Era uma tarde para se perder dentre tantas outras. Um menino silencioso e franzino entrou na sala e se deparou com o homem sentado no sofá, com um livro aberto. Era a história de um principezinho que se perdia entre tantos planetas e perguntas. O menino, por uns instantes, examinou o rosto do homem, tão mineral, como que talhado em rocha. Era um rosto forte, uma feição que o menino queria para si. E agora seu rosto demonstrava total concentração na leitura. Embevecido, o menino admirava tanta dedicação ao silêncio. Não imaginava que esse silêncio era aparente; no interior do homem, um mundo de palavras acontecia.

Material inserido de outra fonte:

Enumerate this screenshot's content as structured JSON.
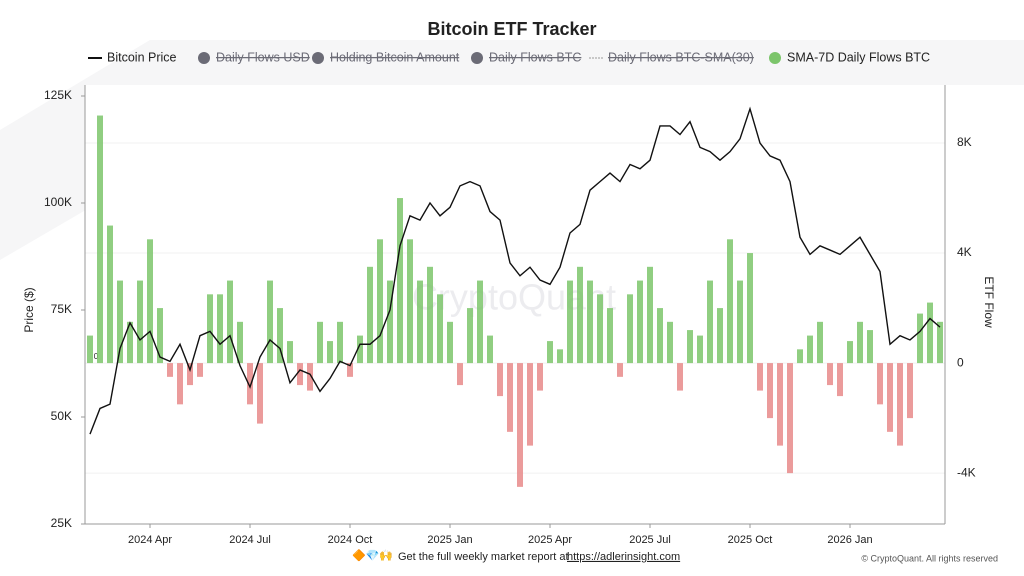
{
  "chart_data": {
    "type": "bar-line",
    "title": "Bitcoin ETF Tracker",
    "y_label": "Price ($)",
    "y2_label": "ETF Flow",
    "watermark": "CryptoQuant",
    "zero_marker": "0",
    "categories": [
      null,
      null,
      null,
      null,
      null,
      null,
      "2024 Apr",
      null,
      null,
      null,
      null,
      null,
      null,
      null,
      null,
      null,
      "2024 Jul",
      null,
      null,
      null,
      null,
      null,
      null,
      null,
      null,
      null,
      "2024 Oct",
      null,
      null,
      null,
      null,
      null,
      null,
      null,
      null,
      null,
      "2025 Jan",
      null,
      null,
      null,
      null,
      null,
      null,
      null,
      null,
      null,
      "2025 Apr",
      null,
      null,
      null,
      null,
      null,
      null,
      null,
      null,
      null,
      "2025 Jul",
      null,
      null,
      null,
      null,
      null,
      null,
      null,
      null,
      null,
      "2025 Oct",
      null,
      null,
      null,
      null,
      null,
      null,
      null,
      null,
      null,
      "2026 Jan",
      null,
      null,
      null,
      null,
      null,
      null,
      null,
      null,
      null
    ],
    "series": [
      {
        "name": "Bitcoin Price",
        "type": "line",
        "color": "#111111",
        "axis": "y",
        "values": [
          46000,
          52000,
          53000,
          66000,
          72000,
          68000,
          70000,
          64000,
          63000,
          67000,
          61000,
          69000,
          70000,
          67000,
          69000,
          62000,
          57000,
          64000,
          68000,
          66000,
          58000,
          61000,
          60000,
          56000,
          59000,
          63000,
          62000,
          67000,
          67000,
          69000,
          75000,
          90000,
          97000,
          96000,
          100000,
          97000,
          99000,
          104000,
          105000,
          104000,
          98000,
          96000,
          86000,
          83000,
          85000,
          82000,
          81000,
          85000,
          93000,
          95000,
          103000,
          105000,
          107000,
          105000,
          109000,
          108000,
          110000,
          118000,
          118000,
          116000,
          119000,
          113000,
          112000,
          110000,
          112000,
          115000,
          122000,
          114000,
          111000,
          110000,
          105000,
          92000,
          88000,
          90000,
          89000,
          88000,
          90000,
          92000,
          88000,
          84000,
          67000,
          69000,
          68000,
          70000,
          73000,
          71000
        ]
      },
      {
        "name": "SMA-7D Daily Flows BTC",
        "type": "bar",
        "color": "#7cc56b",
        "negative_color": "#e88a8a",
        "axis": "y2",
        "values": [
          1000,
          9000,
          5000,
          3000,
          1500,
          3000,
          4500,
          2000,
          -500,
          -1500,
          -800,
          -500,
          2500,
          2500,
          3000,
          1500,
          -1500,
          -2200,
          3000,
          2000,
          800,
          -800,
          -1000,
          1500,
          800,
          1500,
          -500,
          1000,
          3500,
          4500,
          3000,
          6000,
          4500,
          3000,
          3500,
          2500,
          1500,
          -800,
          2000,
          3000,
          1000,
          -1200,
          -2500,
          -4500,
          -3000,
          -1000,
          800,
          500,
          3000,
          3500,
          3000,
          2500,
          2000,
          -500,
          2500,
          3000,
          3500,
          2000,
          1500,
          -1000,
          1200,
          1000,
          3000,
          2000,
          4500,
          3000,
          4000,
          -1000,
          -2000,
          -3000,
          -4000,
          500,
          1000,
          1500,
          -800,
          -1200,
          800,
          1500,
          1200,
          -1500,
          -2500,
          -3000,
          -2000,
          1800,
          2200,
          1500
        ]
      }
    ],
    "hidden_series": [
      {
        "name": "Daily Flows USD",
        "color": "#6b6b76",
        "marker": "circle"
      },
      {
        "name": "Holding Bitcoin Amount",
        "color": "#6b6b76",
        "marker": "circle"
      },
      {
        "name": "Daily Flows BTC",
        "color": "#6b6b76",
        "marker": "circle"
      },
      {
        "name": "Daily Flows BTC-SMA(30)",
        "color": "#9a9a9a",
        "marker": "dashed-line"
      }
    ],
    "ylim": [
      25000,
      125000
    ],
    "yticks": [
      {
        "value": 25000,
        "label": "25K"
      },
      {
        "value": 50000,
        "label": "50K"
      },
      {
        "value": 75000,
        "label": "75K"
      },
      {
        "value": 100000,
        "label": "100K"
      },
      {
        "value": 125000,
        "label": "125K"
      }
    ],
    "y2lim": [
      -5850,
      9710
    ],
    "y2ticks": [
      {
        "value": -4000,
        "label": "-4K"
      },
      0,
      {
        "value": 4000,
        "label": "4K"
      },
      {
        "value": 8000,
        "label": "8K"
      }
    ],
    "grid": true
  },
  "footer": {
    "emoji": "🔶💎🙌",
    "text": "Get the full weekly market report at",
    "link": "https://adlerinsight.com",
    "copyright": "© CryptoQuant. All rights reserved"
  }
}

Querendo apenas compartilhar daquela calma, o menino se achegou ainda mais ao homem e sentou-se ao seu lado. Deixou-se ficar, a curtir a ausência. Era como se apenas estar lá já o fizesse cúmplice daquele ato tão íntimo, a leitura. Era também uma forma clandestina de acompanhar a silenciosa incursão do homem pelo texto.
E subitamente, ciente da presença do menino, o homem decide ler em voz alta. Era a passagem em que raposa e príncipe estabelecem os termos de sua relação, em que cada um se torna responsável por aquele que cativa. E ambos, cativos um do outro, começam a ver em tudo mais riqueza e sentido, por ver no mundo ao redor os traços de seu companheiro.
Enquanto príncipe e raposa se despediam, o menino sentiu um fogo tremendo queimar em seu peito. Sem que pudesse impedir, lágrimas brotaram de seus olhos. Como os dois cativos da história, o menino também chorava, cativo da voz do homem e da própria história que se desenrolava no momento. Ou melhor, histórias.
Homem e menino nunca trocaram uma palavra sobre o que acontecera naquela tarde. A leitura foi interrompida e cada um mergulhou em seu melancólico silêncio. Seguiram seus caminhos. Ambos, porém, nunca mais foram os mesmos. Entre eles um acordo tácito fora firmado. Afinal, muito aprenderam nessa conversa em que as vozes não eram deles. Homem e menino; príncipe e raposa.